Similarity of lysosomal H⁺-ATPase to mitochondrial F₀F₁-ATPase in sensitivity to anions and drugs as revealed by solubilization and reconstitution

Lysosomal H⁺-translocating ATPase (H⁺-ATPase) was solubilized with lysophosphatidylcholine and reconstituted into liposomes (Moriyama, Y., Takano, T. and Ohkuma, S. (1984) J. Biochem. (Tokyo) 96, 927-930).

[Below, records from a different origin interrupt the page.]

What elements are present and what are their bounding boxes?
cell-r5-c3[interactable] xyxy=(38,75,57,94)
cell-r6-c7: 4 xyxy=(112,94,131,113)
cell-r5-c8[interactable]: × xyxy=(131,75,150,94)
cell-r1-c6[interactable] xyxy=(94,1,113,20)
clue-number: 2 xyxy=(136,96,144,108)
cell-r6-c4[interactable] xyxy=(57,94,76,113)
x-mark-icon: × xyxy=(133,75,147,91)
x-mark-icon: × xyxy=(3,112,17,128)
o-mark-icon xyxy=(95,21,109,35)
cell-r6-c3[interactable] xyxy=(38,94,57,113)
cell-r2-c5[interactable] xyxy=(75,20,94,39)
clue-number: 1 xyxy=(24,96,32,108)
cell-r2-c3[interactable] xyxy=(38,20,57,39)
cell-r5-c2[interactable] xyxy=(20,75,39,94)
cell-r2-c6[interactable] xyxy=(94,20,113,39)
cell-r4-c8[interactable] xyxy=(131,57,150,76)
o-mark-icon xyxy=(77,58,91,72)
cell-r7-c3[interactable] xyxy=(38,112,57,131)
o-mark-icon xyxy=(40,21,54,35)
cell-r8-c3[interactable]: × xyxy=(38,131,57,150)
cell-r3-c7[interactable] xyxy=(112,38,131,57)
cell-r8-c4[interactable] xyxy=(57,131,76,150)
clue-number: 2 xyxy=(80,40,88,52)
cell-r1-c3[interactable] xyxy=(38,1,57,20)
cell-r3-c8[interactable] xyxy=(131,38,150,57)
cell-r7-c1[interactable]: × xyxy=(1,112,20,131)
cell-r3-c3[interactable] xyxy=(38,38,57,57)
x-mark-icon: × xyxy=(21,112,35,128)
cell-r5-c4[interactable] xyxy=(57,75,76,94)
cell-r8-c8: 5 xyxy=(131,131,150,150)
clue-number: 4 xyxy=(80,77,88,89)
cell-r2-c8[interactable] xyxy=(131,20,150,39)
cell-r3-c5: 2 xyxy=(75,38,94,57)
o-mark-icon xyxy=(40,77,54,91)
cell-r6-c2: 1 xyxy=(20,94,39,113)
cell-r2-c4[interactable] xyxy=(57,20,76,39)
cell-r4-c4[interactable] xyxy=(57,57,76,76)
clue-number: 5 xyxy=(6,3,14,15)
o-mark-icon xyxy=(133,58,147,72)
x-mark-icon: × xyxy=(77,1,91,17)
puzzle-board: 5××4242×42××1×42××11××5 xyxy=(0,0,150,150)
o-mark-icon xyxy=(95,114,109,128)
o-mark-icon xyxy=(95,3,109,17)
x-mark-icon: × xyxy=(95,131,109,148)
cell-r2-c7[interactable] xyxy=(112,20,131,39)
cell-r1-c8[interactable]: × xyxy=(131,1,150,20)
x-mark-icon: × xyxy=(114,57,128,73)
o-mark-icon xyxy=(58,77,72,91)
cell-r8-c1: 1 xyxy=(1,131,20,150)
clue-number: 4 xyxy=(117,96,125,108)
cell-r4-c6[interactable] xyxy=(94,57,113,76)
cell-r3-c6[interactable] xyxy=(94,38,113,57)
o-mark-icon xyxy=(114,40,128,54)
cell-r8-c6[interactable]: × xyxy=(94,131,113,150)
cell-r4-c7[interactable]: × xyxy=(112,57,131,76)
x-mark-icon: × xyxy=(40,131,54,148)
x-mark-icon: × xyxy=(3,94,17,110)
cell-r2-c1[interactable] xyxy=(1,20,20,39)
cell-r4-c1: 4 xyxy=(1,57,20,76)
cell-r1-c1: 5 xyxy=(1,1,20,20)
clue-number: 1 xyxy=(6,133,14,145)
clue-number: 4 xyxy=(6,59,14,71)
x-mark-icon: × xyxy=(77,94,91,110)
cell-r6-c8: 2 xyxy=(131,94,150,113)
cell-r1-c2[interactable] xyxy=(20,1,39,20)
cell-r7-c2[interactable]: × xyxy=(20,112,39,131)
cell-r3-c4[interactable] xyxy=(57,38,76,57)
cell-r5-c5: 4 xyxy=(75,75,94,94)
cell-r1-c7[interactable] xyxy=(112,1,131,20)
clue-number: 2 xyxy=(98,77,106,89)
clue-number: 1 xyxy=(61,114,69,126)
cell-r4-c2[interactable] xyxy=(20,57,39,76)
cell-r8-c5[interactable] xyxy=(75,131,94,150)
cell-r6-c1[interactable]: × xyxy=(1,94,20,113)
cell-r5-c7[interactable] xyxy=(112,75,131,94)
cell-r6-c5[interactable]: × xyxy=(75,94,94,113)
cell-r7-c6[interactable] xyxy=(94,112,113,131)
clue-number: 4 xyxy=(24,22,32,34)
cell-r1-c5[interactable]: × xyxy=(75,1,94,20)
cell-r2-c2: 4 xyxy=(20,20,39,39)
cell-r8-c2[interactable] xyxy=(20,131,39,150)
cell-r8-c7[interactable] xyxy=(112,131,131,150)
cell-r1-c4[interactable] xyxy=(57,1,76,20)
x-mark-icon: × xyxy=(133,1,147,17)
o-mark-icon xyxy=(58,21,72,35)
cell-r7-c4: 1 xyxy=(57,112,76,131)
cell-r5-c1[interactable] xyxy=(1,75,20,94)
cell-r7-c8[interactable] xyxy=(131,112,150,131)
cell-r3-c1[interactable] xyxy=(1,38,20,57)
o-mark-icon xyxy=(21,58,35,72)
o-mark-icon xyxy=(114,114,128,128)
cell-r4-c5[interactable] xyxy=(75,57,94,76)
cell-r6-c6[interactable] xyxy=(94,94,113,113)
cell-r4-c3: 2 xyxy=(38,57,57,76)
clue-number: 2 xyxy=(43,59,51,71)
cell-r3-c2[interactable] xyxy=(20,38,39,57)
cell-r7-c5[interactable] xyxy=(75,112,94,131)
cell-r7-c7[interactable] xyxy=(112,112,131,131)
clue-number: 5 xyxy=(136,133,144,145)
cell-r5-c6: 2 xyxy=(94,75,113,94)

In this study, the sensitivities of membrane-bound, solubilized and liposome-incorporated ATPase to various anions and drugs were measured in comparison with those of similar forms of mitochondrial H⁺-ATPase (mitochondrial F₀F₁-ATPase) with the following results. (1) Bicarbonate and sulfite activated solubilized lysosomal H⁺-ATPase, but not the membrane-bound ATPase or ATPase incorporated into liposomes. All three forms of mitochondrial F₀F₁-ATPase were activated by these anions. (2) All three forms of both lysosomal H⁺-ATPase and mitochondrial F₀F₁-ATPase were strongly inhibited by SCN^-, NO₃^- and F^-, but scarcely affected by Cl^-, Br^- and SO₄^2-. (3) The solubilized lysosomal H⁺-ATPase was strongly inhibited by azide, quercetin, 7-chloro-4-nitrobenzo-2-oxa-1,3-diazole (NBD-Cl), 4-acetamido-4′-isothiocyanatostilbene-2,2′-disulfonic acid (SITS), 4,4′-diisothiocyanatostilbene-2,2′-disulfonic acid (DIDS) and oligomycin. Its sensitivity was almost the same as that of mitochondrial F₀F₁-ATPase. Neither membrane-bound ATPase nor ATPase incorporated into liposomes was affected appreciably by these drugs. These results indicate that the sensitivity to anions and drugs of lysosomal H⁺-ATPase depends on the form of the enzyme and that the sensitivity of the solubilized lysosomal H⁺-ATPase is very similar to that of mitochondrial F₀F₁-ATPase. On the other hand, the two ATPases differ in their sensitivity to N-ethylmaleimide and pyridoxal phosphate: only the mitochondrial ATPase is inhibited by pyridoxal phosphate whereas only the lysosomal ATPase is inhibited by N-ethylmaleimide.